El doble infierno de las mujeres víctimas de la injusticia penal y del ‘autogobierno’ carcelario

Armando Galera

De acuerdo con estadísticas de la Comisión Nacional de Derechos Humanos de este año, las cárceles de Quintana Roo son las peores calificadas del país, al ofrecer condiciones inhumanas para sus internos, negando toda posibilidad de reinserción en la sociedad a quienes son capaces de redimirse.

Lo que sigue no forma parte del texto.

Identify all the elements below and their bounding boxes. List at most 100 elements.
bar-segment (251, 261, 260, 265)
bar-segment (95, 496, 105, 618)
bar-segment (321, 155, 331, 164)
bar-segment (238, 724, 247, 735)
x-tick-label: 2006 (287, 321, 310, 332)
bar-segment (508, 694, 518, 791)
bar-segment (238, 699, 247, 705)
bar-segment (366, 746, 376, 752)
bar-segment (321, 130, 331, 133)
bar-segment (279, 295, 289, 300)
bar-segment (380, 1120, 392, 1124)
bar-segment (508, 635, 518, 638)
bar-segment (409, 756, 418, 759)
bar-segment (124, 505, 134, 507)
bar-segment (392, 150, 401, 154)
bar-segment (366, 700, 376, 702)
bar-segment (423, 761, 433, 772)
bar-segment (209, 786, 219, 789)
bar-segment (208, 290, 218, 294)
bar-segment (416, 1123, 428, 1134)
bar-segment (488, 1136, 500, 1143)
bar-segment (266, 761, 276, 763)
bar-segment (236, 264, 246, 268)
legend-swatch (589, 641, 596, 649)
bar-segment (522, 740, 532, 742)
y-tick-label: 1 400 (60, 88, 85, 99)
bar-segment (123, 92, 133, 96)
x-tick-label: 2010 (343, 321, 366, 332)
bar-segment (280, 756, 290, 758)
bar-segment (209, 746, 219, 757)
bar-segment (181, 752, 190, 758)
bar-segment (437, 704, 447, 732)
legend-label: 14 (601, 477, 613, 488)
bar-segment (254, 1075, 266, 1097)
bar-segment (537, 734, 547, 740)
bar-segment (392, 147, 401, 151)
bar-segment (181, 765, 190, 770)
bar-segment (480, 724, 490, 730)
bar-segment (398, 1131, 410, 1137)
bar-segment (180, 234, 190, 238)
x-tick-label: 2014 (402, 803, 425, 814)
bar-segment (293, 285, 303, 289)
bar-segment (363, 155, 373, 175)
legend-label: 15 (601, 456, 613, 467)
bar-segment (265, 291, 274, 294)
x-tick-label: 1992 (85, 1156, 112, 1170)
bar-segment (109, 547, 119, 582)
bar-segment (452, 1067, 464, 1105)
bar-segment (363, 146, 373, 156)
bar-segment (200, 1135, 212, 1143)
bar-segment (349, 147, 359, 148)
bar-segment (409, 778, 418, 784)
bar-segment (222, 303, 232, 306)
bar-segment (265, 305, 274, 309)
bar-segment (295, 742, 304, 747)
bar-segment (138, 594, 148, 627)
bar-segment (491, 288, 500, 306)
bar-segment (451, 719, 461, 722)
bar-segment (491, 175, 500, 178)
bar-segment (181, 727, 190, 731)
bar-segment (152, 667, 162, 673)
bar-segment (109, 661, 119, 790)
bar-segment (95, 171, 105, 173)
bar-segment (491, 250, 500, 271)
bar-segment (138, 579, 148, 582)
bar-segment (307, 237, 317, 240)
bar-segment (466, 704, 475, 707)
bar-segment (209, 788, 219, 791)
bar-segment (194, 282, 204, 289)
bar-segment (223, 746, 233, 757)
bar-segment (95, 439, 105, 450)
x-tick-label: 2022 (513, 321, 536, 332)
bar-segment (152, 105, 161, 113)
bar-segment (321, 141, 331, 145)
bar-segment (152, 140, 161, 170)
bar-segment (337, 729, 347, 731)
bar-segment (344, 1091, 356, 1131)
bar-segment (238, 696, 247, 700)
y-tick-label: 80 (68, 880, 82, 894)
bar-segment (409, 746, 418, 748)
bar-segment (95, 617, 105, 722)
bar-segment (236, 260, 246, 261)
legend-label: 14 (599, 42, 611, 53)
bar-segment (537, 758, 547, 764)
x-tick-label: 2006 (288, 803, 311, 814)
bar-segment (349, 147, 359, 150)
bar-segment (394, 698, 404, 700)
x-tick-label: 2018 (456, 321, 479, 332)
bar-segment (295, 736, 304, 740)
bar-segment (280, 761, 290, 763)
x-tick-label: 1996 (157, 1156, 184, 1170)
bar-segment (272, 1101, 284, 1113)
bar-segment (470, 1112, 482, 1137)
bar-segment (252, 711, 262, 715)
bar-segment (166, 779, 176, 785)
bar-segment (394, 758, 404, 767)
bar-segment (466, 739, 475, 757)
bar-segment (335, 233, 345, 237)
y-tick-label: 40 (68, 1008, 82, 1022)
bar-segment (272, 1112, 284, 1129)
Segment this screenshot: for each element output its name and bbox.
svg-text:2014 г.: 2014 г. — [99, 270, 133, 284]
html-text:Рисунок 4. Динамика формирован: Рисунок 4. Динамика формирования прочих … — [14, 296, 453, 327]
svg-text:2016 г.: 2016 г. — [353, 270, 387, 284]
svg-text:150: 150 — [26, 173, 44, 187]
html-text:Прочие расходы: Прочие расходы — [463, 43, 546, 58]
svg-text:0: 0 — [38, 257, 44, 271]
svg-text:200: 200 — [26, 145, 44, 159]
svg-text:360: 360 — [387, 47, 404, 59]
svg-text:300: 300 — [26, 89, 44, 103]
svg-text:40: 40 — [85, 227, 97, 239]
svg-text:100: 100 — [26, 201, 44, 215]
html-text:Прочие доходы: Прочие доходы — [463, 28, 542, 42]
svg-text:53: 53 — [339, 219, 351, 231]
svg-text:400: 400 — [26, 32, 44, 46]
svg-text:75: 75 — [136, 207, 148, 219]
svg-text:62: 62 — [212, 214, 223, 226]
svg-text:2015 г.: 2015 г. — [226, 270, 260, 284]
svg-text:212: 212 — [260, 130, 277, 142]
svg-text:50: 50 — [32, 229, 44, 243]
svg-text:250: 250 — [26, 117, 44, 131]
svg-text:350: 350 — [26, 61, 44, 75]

Para las mujeres, la situación es peor: Además del hacinamiento y la falta de higiene, muchas deben soportar ser víctimas esclavizadaspor los reos, pues quienes controlan el autogobierno de las cárceles –ese sistema infame que permite que los presidiarios más poderosos, fundamentalmente los ‘narcos’ asociados con la autoridad penitenciaria, controlen y sometan a sus intereses la vida de los demás internos, por inocentes o bajo proceso que se encuentren- las utilizan de distinto modo, sobre todo para su satisfacción sexual, para prostituirlas o para ambas cosas.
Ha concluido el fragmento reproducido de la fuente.